A través de ellos les enviaron la siguiente carta:
?Los apóstoles y demás hermanos responsables, a los hermanos no judíos de Antioquía, Siria y Cilicia. Saludos. Hemos oído que algunos de entre nosotros, sin mandato nuestro, os han inquietado y desconcertado con sus palabras. Por tal motivo, hemos decidido de común acuerdo escoger algunos hombres y enviároslos con nuestros amados Bernabé y Pablo, hombres que han consagrado su vida al servicio de nuestro Señor Jesucristo. Enviamos, pues, a Judas y a Silas, que os referirán lo mismo de palabra. Porque hemos decidido el Espíritu Santo y nosotros no imponeros otras cargas más que las indispensables: que os abstengáis de lo sacrificado a ídolos, de sangre, de carne de animales estrangulados y de matrimonios ilegales. Haréis bien en guardaros de todo esto. Que os vaya bien.?

Salmo : Sal 66,2-8

Que Dios se apiade y nos bendiga,
que haga brillar su rostro sobre nosotros;
para que conozcan en la tierra tus caminos,
tu salvación en todas las naciones.
Oh Dios, que te den gracias los pueblos,
que todos los pueblos te den gracias.
Que se alegren y canten de júbilo las naciones,
porque juzgas los pueblos con rectitud,
gobiernas las naciones de la tierra.
Oh Dios, que te den gracias los pueblos,
que todos los pueblos te den gracias.
La tierra ha dado su fruto;
nos bendice el Señor, nuestro Dios.
Que Dios nos bendiga, y que lo teman
hasta los confines de la tierra.

Segunda Lectura : Ap 21,10-14.22-23

Me llevó en espíritu a un monte grande y alto y me mostró la ciudad santa, Jerusalén, que bajaba del cielo enviada por Dios, resplandeciente de gloria.
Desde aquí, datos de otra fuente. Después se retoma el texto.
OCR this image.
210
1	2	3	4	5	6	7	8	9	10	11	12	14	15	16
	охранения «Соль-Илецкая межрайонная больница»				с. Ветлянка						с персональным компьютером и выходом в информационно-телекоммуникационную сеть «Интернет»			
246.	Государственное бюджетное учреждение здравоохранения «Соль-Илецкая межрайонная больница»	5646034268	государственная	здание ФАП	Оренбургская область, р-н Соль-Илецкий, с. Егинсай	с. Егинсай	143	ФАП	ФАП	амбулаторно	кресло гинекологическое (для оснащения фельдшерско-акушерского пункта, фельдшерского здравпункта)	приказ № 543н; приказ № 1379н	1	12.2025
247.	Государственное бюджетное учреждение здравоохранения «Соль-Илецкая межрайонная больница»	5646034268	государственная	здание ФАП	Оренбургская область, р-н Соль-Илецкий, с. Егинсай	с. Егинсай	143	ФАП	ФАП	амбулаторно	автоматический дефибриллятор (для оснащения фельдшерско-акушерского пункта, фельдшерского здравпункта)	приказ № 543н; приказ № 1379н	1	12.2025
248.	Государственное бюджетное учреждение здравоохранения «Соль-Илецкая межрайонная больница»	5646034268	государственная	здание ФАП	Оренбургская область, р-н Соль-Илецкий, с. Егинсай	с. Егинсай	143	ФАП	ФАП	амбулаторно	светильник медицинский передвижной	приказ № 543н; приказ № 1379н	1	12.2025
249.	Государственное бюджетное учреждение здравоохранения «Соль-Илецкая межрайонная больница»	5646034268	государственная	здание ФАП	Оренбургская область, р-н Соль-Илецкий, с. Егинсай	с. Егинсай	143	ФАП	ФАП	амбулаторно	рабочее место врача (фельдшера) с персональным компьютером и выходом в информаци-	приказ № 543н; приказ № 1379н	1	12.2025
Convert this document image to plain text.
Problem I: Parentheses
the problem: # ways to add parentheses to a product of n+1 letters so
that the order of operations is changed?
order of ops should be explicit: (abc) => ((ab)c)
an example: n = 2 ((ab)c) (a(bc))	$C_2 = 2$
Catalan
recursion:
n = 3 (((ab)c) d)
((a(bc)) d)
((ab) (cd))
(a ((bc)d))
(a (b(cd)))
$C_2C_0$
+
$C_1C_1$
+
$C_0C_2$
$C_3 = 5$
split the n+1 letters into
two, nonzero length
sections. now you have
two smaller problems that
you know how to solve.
Su esplendor era como el de una piedra preciosa deslumbrante, como una piedra de jaspe cristalino. Tenía una muralla grande y elevada y doce puertas con doce ángeles custodiando las puertas, en las que estaban escritos los nombres de las doce tribus de Israel. Tres puertas daban al oriente y tres al septentrión; tres al mediodía y tres al poniente. La muralla de la ciudad tenía doce pilares en los que estaban grabados los doce nombres de los doce apóstoles del Cordero.
No vi templo alguno en la ciudad, pues el Señor Dios todopoderoso y el Cordero son su templo. Tampoco necesita sol ni luna que la alumbren; la ilumina la gloria de Dios y su antorcha es el Cordero.

Evangelio : Jn 14,23-29

Jesús le contestó:
?El que me ama, se mantendrá fiel a mis palabras. Mi Padre lo amará, y mi Padre y yo vendremos a él y viviremos en él. Por el contrario, el que no guarda mis palabras, es que no me ama. Y las palabras que escucháis no son mías, sino del Padre, que me envió.
Os he dicho todo esto mientras estoy con vosotros; pero el Paráclito, el Espíritu Santo, a quien el Padre enviará en mi nombre, hará que recordéis lo que yo os he enseñado y os lo explicará todo.
Os dejo la paz, os doy mi propia paz. Una paz que el mundo no os puede dar. No os inquietéis ni tengáis miedo. Ya habéis oído lo que dije: «Me voy, pero volveré a vosotros». Si de verdad me amáis, deberíais alegraros de que me vaya al Padre, porque el Padre es mayor que yo. Os lo he dicho antes de que suceda, para que cuando suceda creáis.